La prévision de trésorerie

Ces informations permettent de constituer le compte de résultat. Le bilan est ensuite calculé automatiquement à partir d’hypothèses financières (délais moyen de paiement, taux de TVA, etc). La prévision ne serait pas complète sans une estimation du niveau de trésorerie prévisionnel.

Ici, il ne s’agit pas simplement de prendre en compte l’encaissement des factures en cours, mais bien d’estimer la trésorerie à plus long terme avec la prise en compte du résultat prévisionnel complet et du bilan. Grâce à un modèle de prévision complet il est possible de faire varier les différents paramètres tels que le niveau des emprunts, les jours de crédit client ou la distribution des dividendes.

On répondra par exemple aux questions suivantes :

  • Comment couvrir les décaissements courants compte tenu des délais de paiement ?
  • Quelles sont les meilleures solution de financement pour développer l’activité ou financer les travaux en cours ?
  • Quelle est la part du chiffre d’affaires qui devrait être encaissée ?
  • Quel est l’impact sur mon résultat et sur ma trésorerie des augmentations de salaire, de la perte d’un client ou de changements dans la réglementation et la fiscalité ?

Mesurer la performance de l’entreprise

L’évaluation de la performance de l’entreprise est réalisée via les indicateurs de performance. Ils sont propres à chaque métier et doivent être comparés avec une référence fiable pour leur donner du sens. Cette référence peut être le même indicateur les années passées, au budget ou bien une référence connue sur le marché (« benchmark »).
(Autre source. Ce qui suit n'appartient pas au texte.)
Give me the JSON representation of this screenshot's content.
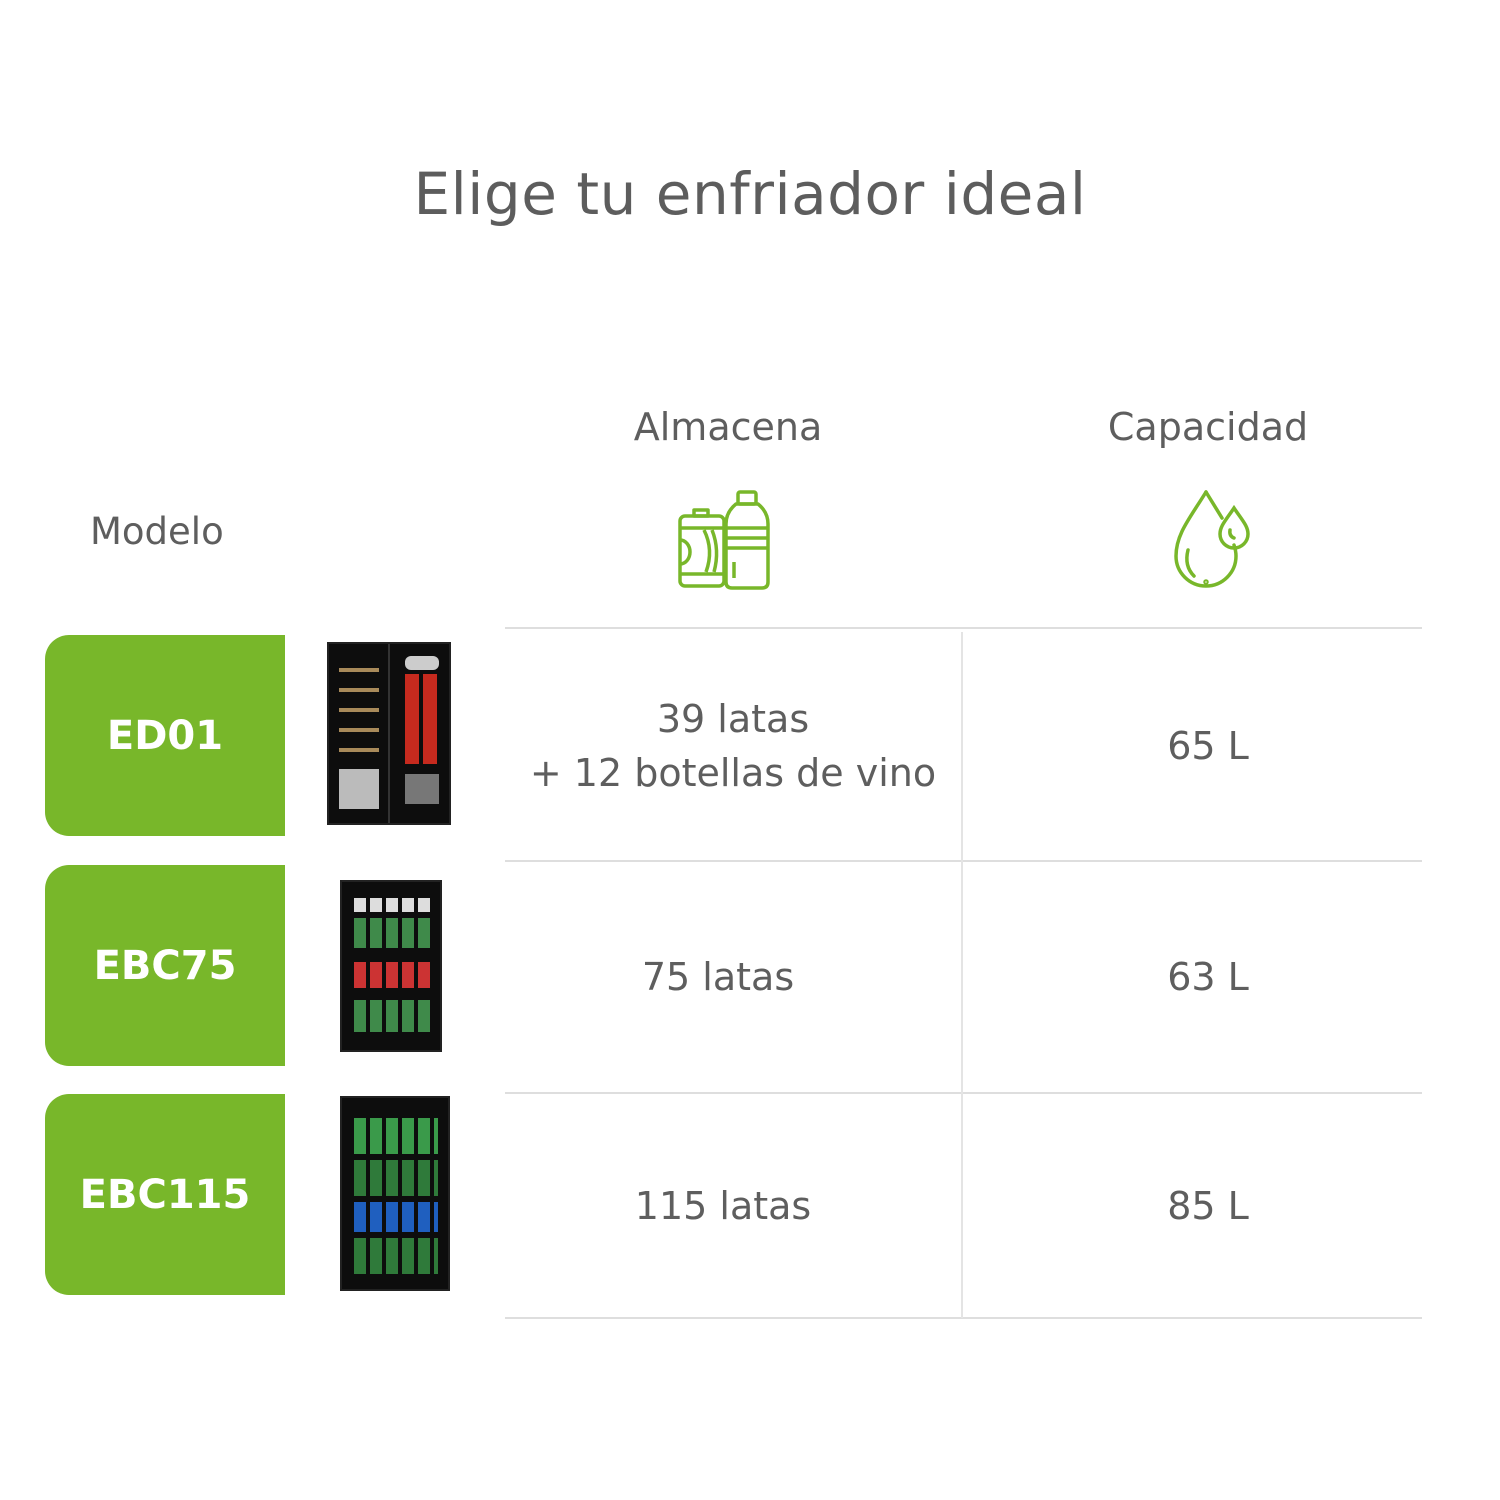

Cette comparaison est la vraie raison d’être de l’indicateur, qui ne peut être interprété en soi, sans élément de comparaison. De même, une prévision est, par nature, toujours fausse. Un écart entre la prévision et le réalisé n’est donc pas une erreur de prévision mais une information à analyser pour comprendre les causes et corriger les actions. On fera en sorte d’analyser ces indicateurs sur leur valeur passée mais, surtout, dans l’avenir grâce aux prévisions. Les prévisions permettront justement d’agir par anticipation pour les améliorer.

Il vaut mieux se concentrer sur peu d’indicateurs fiables et qui montrent dans quelle direction creuser plutôt que d’avoir une trop grande batterie d’indicateurs illisibles. Analyser les indicateurs sur leur valeur passée mais, surtout, dans l’avenir.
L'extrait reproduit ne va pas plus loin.